The fight itself came about from Yuki and Ame each attempting to convince the other that they should join in on accepting the other’s position, and the refusal of either side to come to a conclusion not only highlights the struggle of coming to terms with one’s own plurality, but the film’s inability to even explore whether it’s possible to have that plurality. Ame and Yuki each conform to either side, without much willingness to really accept their other half.
Yuki is the most interesting of the two in this regard, however, as she actively fears her wolf half. She has every right to be, obviously, as she has no idea how humans would react to knowing she could turn into a wolf. Her fear manifests most greatly when she ends up getting backed into a corner and cuts Souhei’s ear with her claw, almost giving away her secret entirely. In the end though, there is a very big positive, as she ends up showing Souhei her wolf-half and he fully accepts her for who she is. In that sense, Yuki manages to assimilate into human life without entirely giving up her wolf-side. But it still shows up more as something she has to live with rather than something she’s proud of. Whether she truly accepts her wolf-side into the equation is never that apparent.
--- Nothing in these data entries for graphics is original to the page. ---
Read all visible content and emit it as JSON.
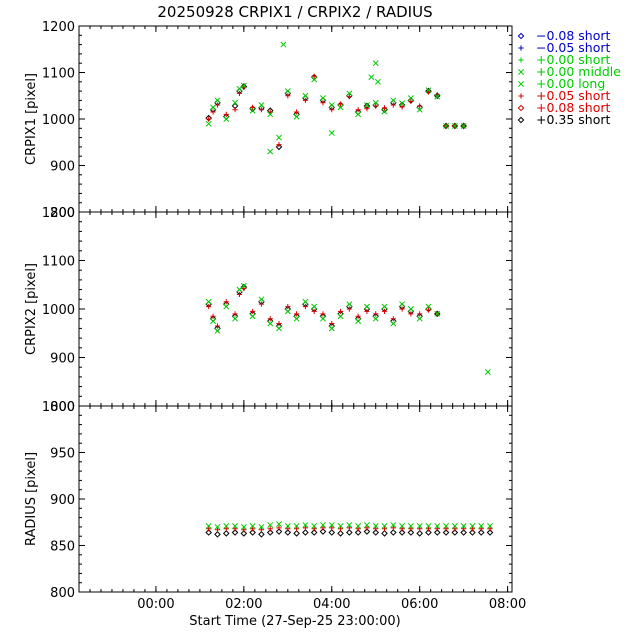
{
  "chart_data": {
    "type": "scatter",
    "title": "20250928  CRPIX1  /  CRPIX2  /  RADIUS",
    "xlabel": "Start Time (27-Sep-25 23:00:00)",
    "x_unit": "hours after 27-Sep-25 23:00:00",
    "xlim": [
      -0.75,
      9.1
    ],
    "x_ticks": [
      {
        "value": 1,
        "label": "00:00"
      },
      {
        "value": 3,
        "label": "02:00"
      },
      {
        "value": 5,
        "label": "04:00"
      },
      {
        "value": 7,
        "label": "06:00"
      },
      {
        "value": 9,
        "label": "08:00"
      }
    ],
    "legend": {
      "placement": "outside-right-top",
      "entries": [
        {
          "symbol": "diamond",
          "color": "#0000cc",
          "label": "−0.08 short"
        },
        {
          "symbol": "plus",
          "color": "#0000cc",
          "label": "−0.05 short"
        },
        {
          "symbol": "plus",
          "color": "#00cc00",
          "label": "+0.00 short"
        },
        {
          "symbol": "cross",
          "color": "#00cc00",
          "label": "+0.00 middle"
        },
        {
          "symbol": "cross",
          "color": "#00cc00",
          "label": "+0.00 long"
        },
        {
          "symbol": "plus",
          "color": "#dd0000",
          "label": "+0.05 short"
        },
        {
          "symbol": "diamond",
          "color": "#dd0000",
          "label": "+0.08 short"
        },
        {
          "symbol": "diamond",
          "color": "#000000",
          "label": "+0.35 short"
        }
      ]
    },
    "panels": [
      {
        "ylabel": "CRPIX1 [pixel]",
        "ylim": [
          800,
          1200
        ],
        "y_ticks": [
          800,
          900,
          1000,
          1100,
          1200
        ],
        "x": [
          2.2,
          2.3,
          2.4,
          2.6,
          2.8,
          2.9,
          3.0,
          3.2,
          3.4,
          3.6,
          3.8,
          4.0,
          4.2,
          4.4,
          4.6,
          4.8,
          5.0,
          5.2,
          5.4,
          5.6,
          5.8,
          6.0,
          6.2,
          6.4,
          6.6,
          6.8,
          7.0,
          7.2,
          7.4,
          7.6,
          7.8,
          8.0
        ],
        "series": [
          {
            "values": [
              1002,
              1020,
              1035,
              1005,
              1028,
              1060,
              1070,
              1022,
              1024,
              1018,
              940,
              1055,
              1010,
              1045,
              1090,
              1040,
              1025,
              1030,
              1050,
              1015,
              1028,
              1030,
              1020,
              1035,
              1030,
              1040,
              1025,
              1060,
              1050,
              985,
              985,
              985
            ]
          },
          {
            "values": [
              1000,
              1015,
              1030,
              1010,
              1020,
              1055,
              1068,
              1025,
              1020,
              1015,
              945,
              1050,
              1015,
              1040,
              1092,
              1035,
              1020,
              1032,
              1048,
              1020,
              1022,
              1028,
              1024,
              1030,
              1026,
              1038,
              1028,
              1058,
              1052,
              985,
              985,
              985
            ]
          },
          {
            "values": [
              990,
              1025,
              1040,
              1000,
              1035,
              1065,
              1072,
              1018,
              1030,
              1010,
              960,
              1060,
              1005,
              1050,
              1085,
              1045,
              1030,
              1025,
              1055,
              1010,
              1030,
              1035,
              1016,
              1040,
              1034,
              1045,
              1020,
              1062,
              1048,
              985,
              985,
              985
            ]
          }
        ],
        "outliers": [
          {
            "x": 3.6,
            "y": 930
          },
          {
            "x": 3.9,
            "y": 1160
          },
          {
            "x": 5.0,
            "y": 970
          },
          {
            "x": 5.9,
            "y": 1090
          },
          {
            "x": 6.0,
            "y": 1120
          },
          {
            "x": 6.05,
            "y": 1080
          }
        ]
      },
      {
        "ylabel": "CRPIX2 [pixel]",
        "ylim": [
          800,
          1200
        ],
        "y_ticks": [
          800,
          900,
          1000,
          1100,
          1200
        ],
        "x": [
          2.2,
          2.3,
          2.4,
          2.6,
          2.8,
          2.9,
          3.0,
          3.2,
          3.4,
          3.6,
          3.8,
          4.0,
          4.2,
          4.4,
          4.6,
          4.8,
          5.0,
          5.2,
          5.4,
          5.6,
          5.8,
          6.0,
          6.2,
          6.4,
          6.6,
          6.8,
          7.0,
          7.2,
          7.4
        ],
        "series": [
          {
            "values": [
              1010,
              980,
              960,
              1010,
              985,
              1035,
              1045,
              990,
              1015,
              975,
              965,
              1000,
              985,
              1010,
              1000,
              985,
              965,
              990,
              1005,
              980,
              1000,
              985,
              1000,
              975,
              1005,
              995,
              985,
              1000,
              990
            ]
          },
          {
            "values": [
              1005,
              985,
              965,
              1015,
              990,
              1030,
              1042,
              995,
              1010,
              980,
              970,
              1005,
              990,
              1005,
              995,
              990,
              970,
              995,
              1000,
              985,
              995,
              990,
              995,
              980,
              1000,
              990,
              990,
              998,
              990
            ]
          },
          {
            "values": [
              1015,
              975,
              955,
              1005,
              980,
              1040,
              1048,
              985,
              1020,
              970,
              960,
              995,
              980,
              1015,
              1005,
              980,
              960,
              985,
              1010,
              975,
              1005,
              980,
              1005,
              970,
              1010,
              1000,
              980,
              1005,
              990
            ]
          }
        ],
        "outliers": [
          {
            "x": 8.55,
            "y": 870
          }
        ]
      },
      {
        "ylabel": "RADIUS [pixel]",
        "ylim": [
          800,
          1000
        ],
        "y_ticks": [
          800,
          850,
          900,
          950,
          1000
        ],
        "x": [
          2.2,
          2.4,
          2.6,
          2.8,
          3.0,
          3.2,
          3.4,
          3.6,
          3.8,
          4.0,
          4.2,
          4.4,
          4.6,
          4.8,
          5.0,
          5.2,
          5.4,
          5.6,
          5.8,
          6.0,
          6.2,
          6.4,
          6.6,
          6.8,
          7.0,
          7.2,
          7.4,
          7.6,
          7.8,
          8.0,
          8.2,
          8.4,
          8.6
        ],
        "series": [
          {
            "values": [
              864,
              862,
              863,
              864,
              863,
              864,
              862,
              864,
              865,
              864,
              863,
              864,
              864,
              865,
              864,
              863,
              864,
              864,
              865,
              864,
              863,
              864,
              864,
              864,
              863,
              864,
              864,
              864,
              864,
              864,
              864,
              864,
              864
            ]
          },
          {
            "values": [
              868,
              867,
              868,
              868,
              867,
              868,
              867,
              868,
              869,
              868,
              868,
              869,
              868,
              869,
              869,
              868,
              869,
              868,
              869,
              868,
              868,
              869,
              868,
              868,
              868,
              868,
              868,
              868,
              868,
              868,
              868,
              868,
              868
            ]
          },
          {
            "values": [
              871,
              870,
              871,
              871,
              870,
              871,
              870,
              872,
              873,
              871,
              871,
              872,
              871,
              872,
              872,
              871,
              872,
              871,
              872,
              871,
              871,
              872,
              871,
              871,
              871,
              871,
              871,
              871,
              871,
              871,
              871,
              871,
              871
            ]
          }
        ]
      }
    ]
  }
}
Ame’s conclusion, on the other hand, is much clearer. He follows through on his abandonment of human life- but not out of hatred or fear, but out of instinct and the desire to. It likely doesn’t justify most of his actions in the second half of the film, but it’s something. And even so, I don’t think Hosoda’s final portrayal of Ame’s decision is anything but positive. His mother cheers him on as he climbs the mountain he has decided he would be the king of (which, by the way, is still the dumbest line in the entire film), and even though she’s disheartened that he would leave her, in the end, she is fully accepting of her position.
But in the end, I feel Hosoda’s point has nothing to do with the choices Ame and Yuki make, themselves. His use of those characters is to portray and explore the concepts of finding acceptance as best he can. The choices they make are just that: choices that children make in life. Really, the true meaning in the film comes not from those choices, but the wolf children’s ability to make them. Hosoda’s biggest argument comes through Hana, who tries her hardest from start to finish to give her children what they need to find themselves– even at her own expense, and even if the choices they make are ones she doesn’t view as successful.
The final question she asks, whether Ame has learned anything from her, is one that is left unanswered– and even viewers are left without any real knowledge to what that answer could be. You’d assume he did, simply based on his growth under her wing, but his final abandonment throws everything up in the air. Yet even then, even when it becomes completely unclear if she has done anything to teach Ame anything, Hana is still in support of his decision. And looking back, that had always been the key, even when Ame was unsure of himself.
Wolf Children’s most important argument is that in a child’s search for identity, the best and most important thing a parent can do is allow them room to grow and offer support even if you dislike exactly what identity they’ve chosen– because that identity is who they are and finding yourself and where you belong is one of the most important missions in anyone’s life.